The Re-Visit: Who Framed Roger Rabbit?
When I was 7 I saw WHO FRAMED ROGER RABBIT in the theaters and thought it was the greatest thing ever. Later that year I went to Disneyland and it was ROGER RABBIT mania all over the place, which hit the notion home that yes, indeed, it was the greatest movie ever. When it hit VHS, I watched the shit out of it, over and over again, but started only really giving a shit about the cartoon parts and less of the film noiry detective parts. It’s probably been a solid 15 years (but more likely 20 years) since I’ve seen ROGER RABBIT, so I decided to give it a re-visit and see whether or not it is, in fact, the greatest movie ever.
ROGER RABBIT is a damn good movie, and at the ripe ol’ age of 32, I think I appreciate it now more than when I was 7. The detective story, the throw-back to film noir whodunits, the masterful way of combing animation and live-action on the screen and make it look believable, not to mention how brilliant it handled Looney Tunes and Disney sharing the big screen for the first time ever. Basically, ROGER RABBIT is great, and not just because of all the animated parts (the parts I loved as a kid), but for all the other parts as well. Fucking brilliant, really.
I also had a few other observations, like….
- Even though it’s wrong on every level, every dude who has ever watched ROGER RABBIT has wanted to fuck Jessica Rabbit, the animated red head with a stacked body that screamed sex louder than any live-action dame ever could have. Never before—or after—has a mainstream animated character been so desirable on the most basic carnal level, and… well, that’s a good thing. Seriously, fucking a cartoon? That shit ain’t right, and yet with all the boob jokes, the jaw-dropping swanking around by Jessica, and the fact that the whole story revolves around a dude who just wanted to play patty cake with her (i.e., bang her), we as the audience can’t think about anything else except how awesome it would be to nail a cartoon.

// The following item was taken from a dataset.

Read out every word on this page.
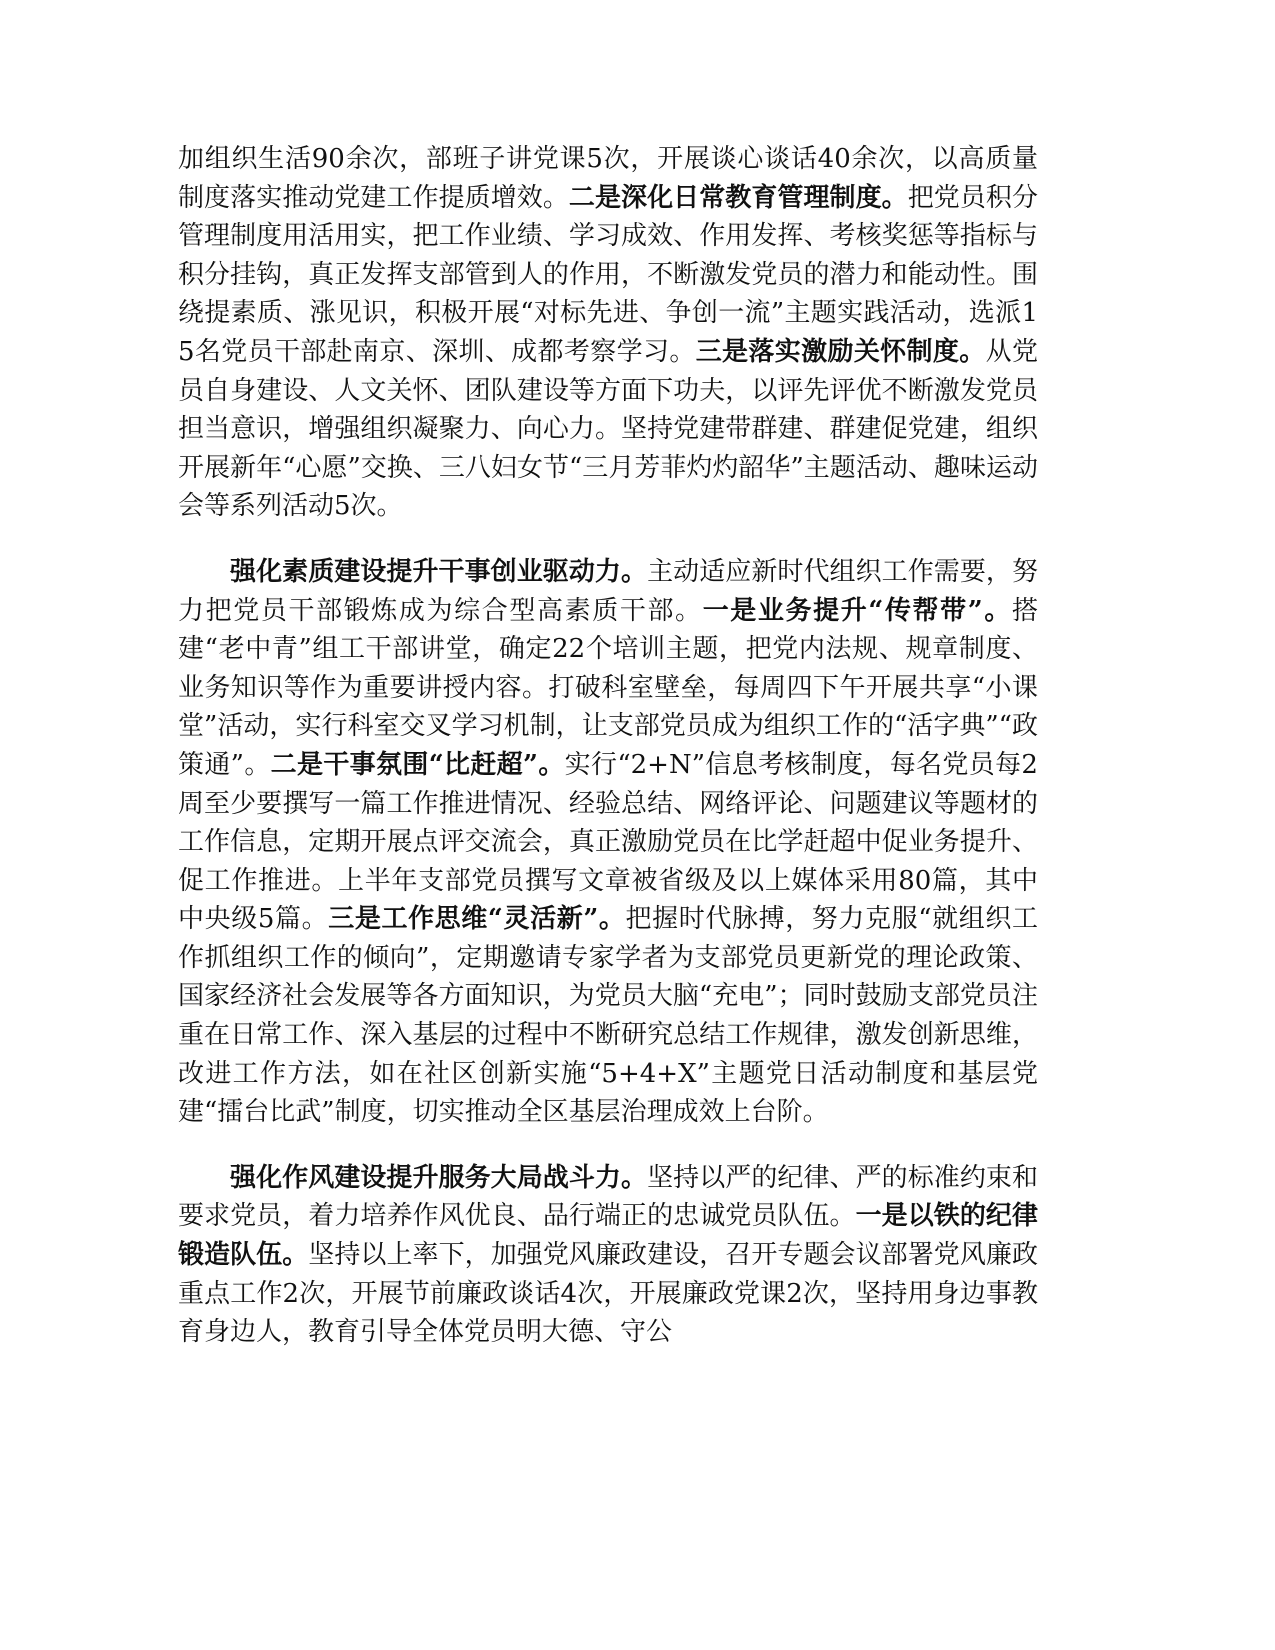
加组织生活90余次，部班子讲党课5次，开展谈心谈话40余次，以高质量制度落实推动党建工作提质增效。二是深化日常教育管理制度。把党员积分管理制度用活用实，把工作业绩、学习成效、作用发挥、考核奖惩等指标与积分挂钩，真正发挥支部管到人的作用，不断激发党员的潜力和能动性。围绕提素质、涨见识，积极开展“对标先进、争创一流”主题实践活动，选派15名党员干部赴南京、深圳、成都考察学习。三是落实激励关怀制度。从党员自身建设、人文关怀、团队建设等方面下功夫，以评先评优不断激发党员担当意识，增强组织凝聚力、向心力。坚持党建带群建、群建促党建，组织开展新年“心愿”交换、三八妇女节“三月芳菲灼灼韶华”主题活动、趣味运动会等系列活动5次。

强化素质建设提升干事创业驱动力。主动适应新时代组织工作需要，努力把党员干部锻炼成为综合型高素质干部。一是业务提升“传帮带”。搭建“老中青”组工干部讲堂，确定22个培训主题，把党内法规、规章制度、业务知识等作为重要讲授内容。打破科室壁垒，每周四下午开展共享“小课堂”活动，实行科室交叉学习机制，让支部党员成为组织工作的“活字典”“政策通”。二是干事氛围“比赶超”。实行“2+N”信息考核制度，每名党员每2周至少要撰写一篇工作推进情况、经验总结、网络评论、问题建议等题材的工作信息，定期开展点评交流会，真正激励党员在比学赶超中促业务提升、促工作推进。上半年支部党员撰写文章被省级及以上媒体采用80篇，其中中央级5篇。三是工作思维“灵活新”。把握时代脉搏，努力克服“就组织工作抓组织工作的倾向”，定期邀请专家学者为支部党员更新党的理论政策、国家经济社会发展等各方面知识，为党员大脑“充电”；同时鼓励支部党员注重在日常工作、深入基层的过程中不断研究总结工作规律，激发创新思维，改进工作方法，如在社区创新实施“5+4+X”主题党日活动制度和基层党建“擂台比武”制度，切实推动全区基层治理成效上台阶。

强化作风建设提升服务大局战斗力。坚持以严的纪律、严的标准约束和要求党员，着力培养作风优良、品行端正的忠诚党员队伍。一是以铁的纪律锻造队伍。坚持以上率下，加强党风廉政建设，召开专题会议部署党风廉政重点工作2次，开展节前廉政谈话4次，开展廉政党课2次，坚持用身边事教育身边人，教育引导全体党员明大德、守公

- Bob Hoskins needs to be in more movies, and not just the boring low-budget indie flicks that he likes to do so much of, but big-budget mainstream shit. For years, I’d look for Hoskins and find nothing, and the few times he did happen to show up in something, it would be so damn adult and “boring” that I wanted nothing to do with it. And now that I’m older, most of Hoskins body of work continues to do nothing for me. Hoskins is great in ROGER RABBIT (a raging alcoholic in a big-budget Disney movie??? Awesome.), but I can’t say much else for his career.
- You know who else is great? The always great Christopher Lloyd. Talk about a dude who needs to be in more movies, and not just in cameo form (though he was great in PIRANHA). I want more movies where Lloyd steals every scene he’s in… he’s a fucking brilliant character actor and the young punks of today’s movie-going youth need to be exposed to his brilliance.
- If Marvel and DC ever want to team up in a big way, they need to take notes from ROGER RABBIT. Director Robert Zemeckis and producer Steven Spielberg were able to put Bugs Bunny and Mickey Mouse on the big screen together, have Daffy Duck and Donald Duck duet it out on pianos, and they were able to create an entire town of cartoons from every studio live in harmony together. The film doesn’t favor one character over another, nor do they favor a studio more than the other (even though it’s a Disney movie), making the end result a masterpiece of beauty that hasn’t been replicated since. Take notes, comic book mega-giants, take notes.
At the end of the day, WHO FRAMED ROGER RABBIT has held up well over the years and will likely go down in the annals of time as one of the great movies to come out of the 1980s, or (for nothing else) as the one movie that made millions of men want to fuck a cartoon.